Lil Hardin Armstrong and Alberta Hunter

Lil Hardin Armstrong
Alberta Hunter
WOMEN OF ACHIEVEMENT
2016

HERITAGE
for a woman whose achievements still enrich our lives:

Lil Hardin Armstrong and Alberta Hunter

The Heritage Award this year is being given to two Memphis women who became renowned in the world of popular music: jazz legend Lillian (known as Lil) Hardin Armstrong and Blues icon Alberta Hunter.

As a jazz pianist, singer, composer, and bandleader, Lil Hardin Armstrong became the leading woman in early jazz, and an outstanding pioneer in a field dominated by men.

Alberta Hunter, nationally and internationally known as a Blues singer and songwriter during her lifetime, was posthumously inducted into the Blues Hall of Fame in 2011.

Both were born in the 1890’s and grew up in Memphis in the early 20th century. But while Lil Hardin studied piano at Mrs. (Julia) Hook’s School of Music and spent a year at Fisk University, Alberta Hunter learned music at church and on the streets, and left high school without graduating. Both felt pulled to Chicago, Alberta in 1911, Lil in 1918, where a vibrant African-American musical culture was being shaped. Both struggled to begin their careers in the cabarets and nightclubs springing up there—Lil Hardin Armstrong as a jazz pianist and Alberta Hunter as a Blues singer. By the 1920’s Lil Hardin was a pianist with the well-known King Oliver’s Creole Jazz Band, playing the Dreamland, the premiere Chicago club for African-Americans. There she met and married a trumpeter in the band named Louis Armstrong. Though they would later divorce, she kept his last name.

Also by the 1920’s, Alberta Hunter was a top singer in the Chicago clubs and cabarets, including the Dreamland, where she and Lil Hardin met and became friends. That decade Alberta added recording to her career, becoming a sought after recording artist, and began writing songs for herself and others. One of the first was “Down Hearted Blues,” which became Bessie Smith’s first smash recording in 1923. She branched out to other places, playing clubs and doing musical theater in New York, Paris, and London, becoming a national and international star.

Lil Hardin Armstrong was also recording by the 1920’s. As a pianist she was sought after for recording sessions, and she recorded from 1925-1927 as the pianist on Louis Armstrong’s classic “Hot Five” Okeh Records recordings, a celebrated series of records in jazz. She also composed some of the Hot Five’s best-known songs, including “Struttin’ With Some Barbecue.” She branched out and became the leader of her first band, the Lil Hardin Armstrong Band. She would create at least eight bands throughout her career, one of them an all-women band.

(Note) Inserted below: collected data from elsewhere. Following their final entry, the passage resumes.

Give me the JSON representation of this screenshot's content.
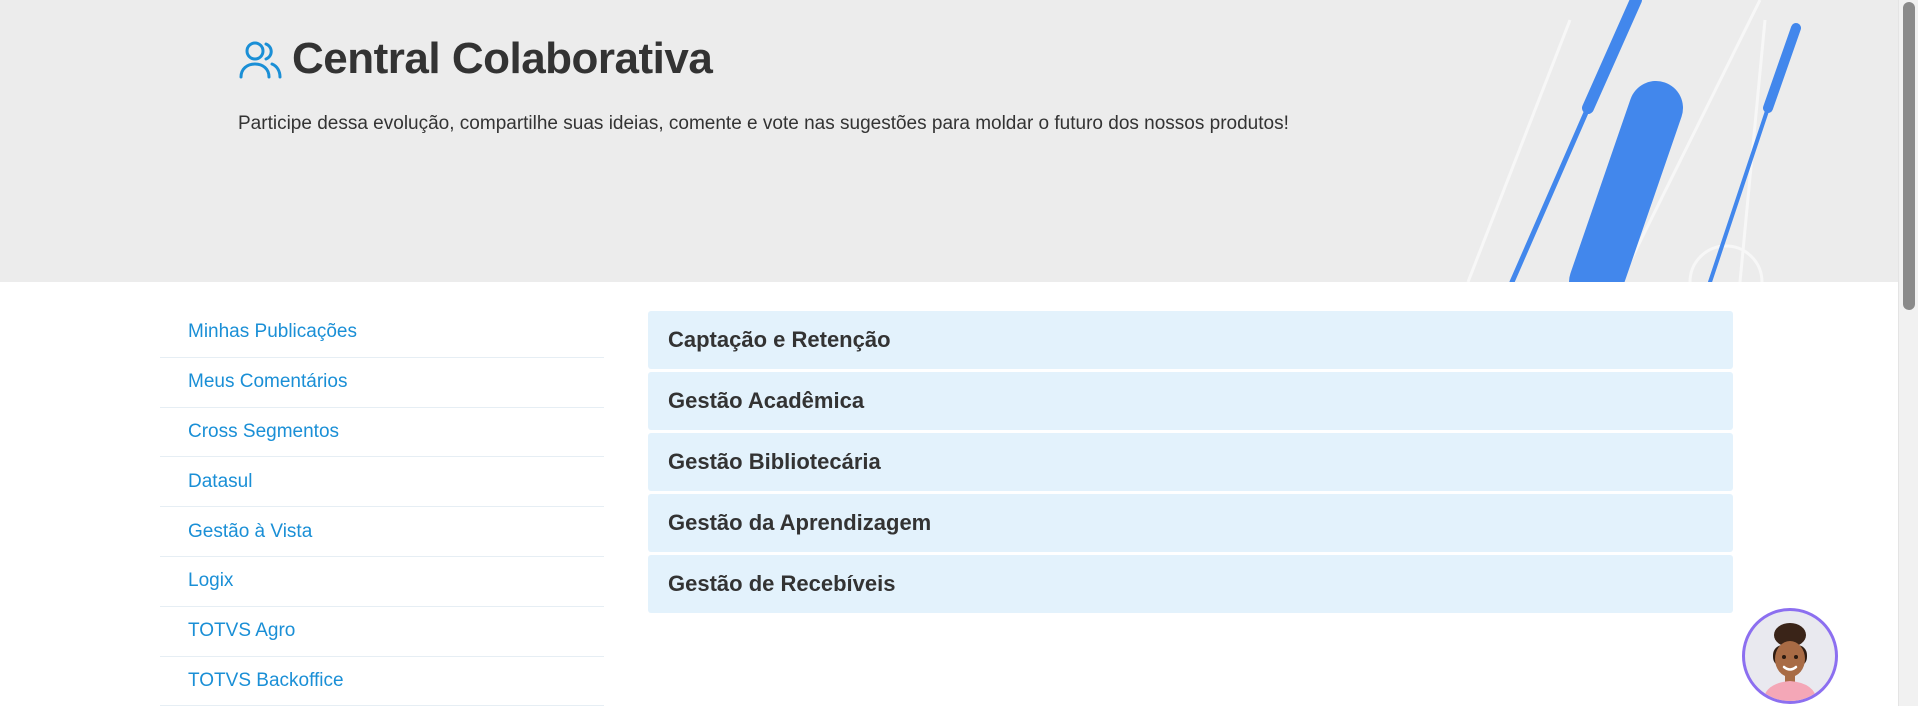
{
  "hero": {
    "title": "Central Colaborativa",
    "subtitle": "Participe dessa evolução, compartilhe suas ideias, comente e vote nas sugestões para moldar o futuro dos nossos produtos!",
    "icon": "users-icon"
  },
  "sidebar": {
    "items": [
      {
        "label": "Minhas Publicações"
      },
      {
        "label": "Meus Comentários"
      },
      {
        "label": "Cross Segmentos"
      },
      {
        "label": "Datasul"
      },
      {
        "label": "Gestão à Vista"
      },
      {
        "label": "Logix"
      },
      {
        "label": "TOTVS Agro"
      },
      {
        "label": "TOTVS Backoffice"
      }
    ]
  },
  "categories": {
    "items": [
      {
        "label": "Captação e Retenção"
      },
      {
        "label": "Gestão Acadêmica"
      },
      {
        "label": "Gestão Bibliotecária"
      },
      {
        "label": "Gestão da Aprendizagem"
      },
      {
        "label": "Gestão de Recebíveis"
      }
    ]
  },
  "colors": {
    "accent": "#1a8fd6",
    "hero_bg": "#ececec",
    "category_bg": "#e3f2fc",
    "decor_blue": "#4287ec",
    "avatar_ring": "#8c6ff0"
  },
  "assistant": {
    "icon": "assistant-avatar-icon"
  }
}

By the 1930’s, both women were broadcasting nationally on the radio, as well as playing clubs and recording. Lil Hardin recorded for Decca Records as a swing vocalist and band leader, and accompanied many singers on the piano, including Alberta Hunter. Hunter was at the height of her fame, a celebrated international star. Hardin Armstrong was the most prominent woman in jazz.
In the 1940’s, Alberta Hunter toured with the USO, singing for the troops in North Africa and Europe, while Lil Hardin Armstrong and her band continued to play in Chicago. Recording contracts and opportunities dried up and both women looked to other careers. Lil Hardin Armstrong trained as a tailor but ultimately kept creating clothes only as a sideline for friends. She briefly owned a restaurant and taught piano and French. She never gave up music, performing both as a soloist and accompanist. A version of her song “Just for a Thrill,” became a major hit for Ray Charles, while Peggy Lee and other top singers recorded her songs. In 1971, she collapsed and died while playing on an NBC-TV tribute show for Louis Armstrong.

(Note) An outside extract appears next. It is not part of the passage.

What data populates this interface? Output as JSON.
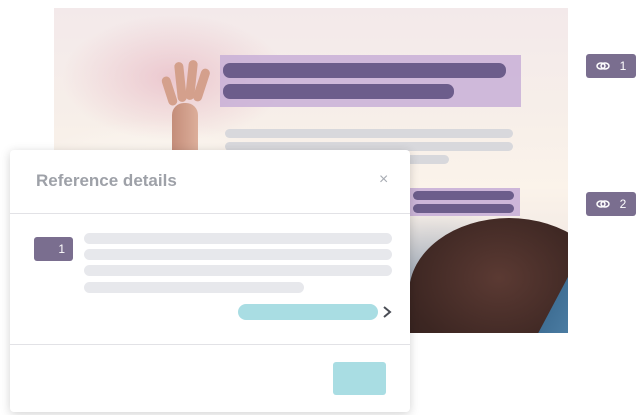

After the war, Alberta Hunter started volunteering at the Joint Diseases Hospital in Harlem. Her experiences there and her mother’s death in 1954 acted as the catalysts for her to begin a career in nursing. She got her high school GED, went to nursing school, and had a 20-year nursing career at New York’s Goldwater Hospital. But she never totally gave up the Blues. After retirement, at over 80 years old, she began singing at clubs in limited engagements, becoming a national figure again. The Tennessee governor in 1978 declared an “Alberta Hunter Day,” and the Memphis Mayor presented her with a key to the city. Speaking at the Orpheum in response, she shocked the audience as she openly spoke out against the racism she faced growing up in Memphis and that still existed in the 1970’s. She continued in the Blues until her death in 1984.

Both Lil Hardin Armstrong and Alberta Hunter were outstanding women. Both pioneered public musical careers for women and left a rich legacy of musical contributions in jazz and the Blues to the world. They richly deserve to be named Memphis Women of Achievement and honored with the Heritage Award for 2016.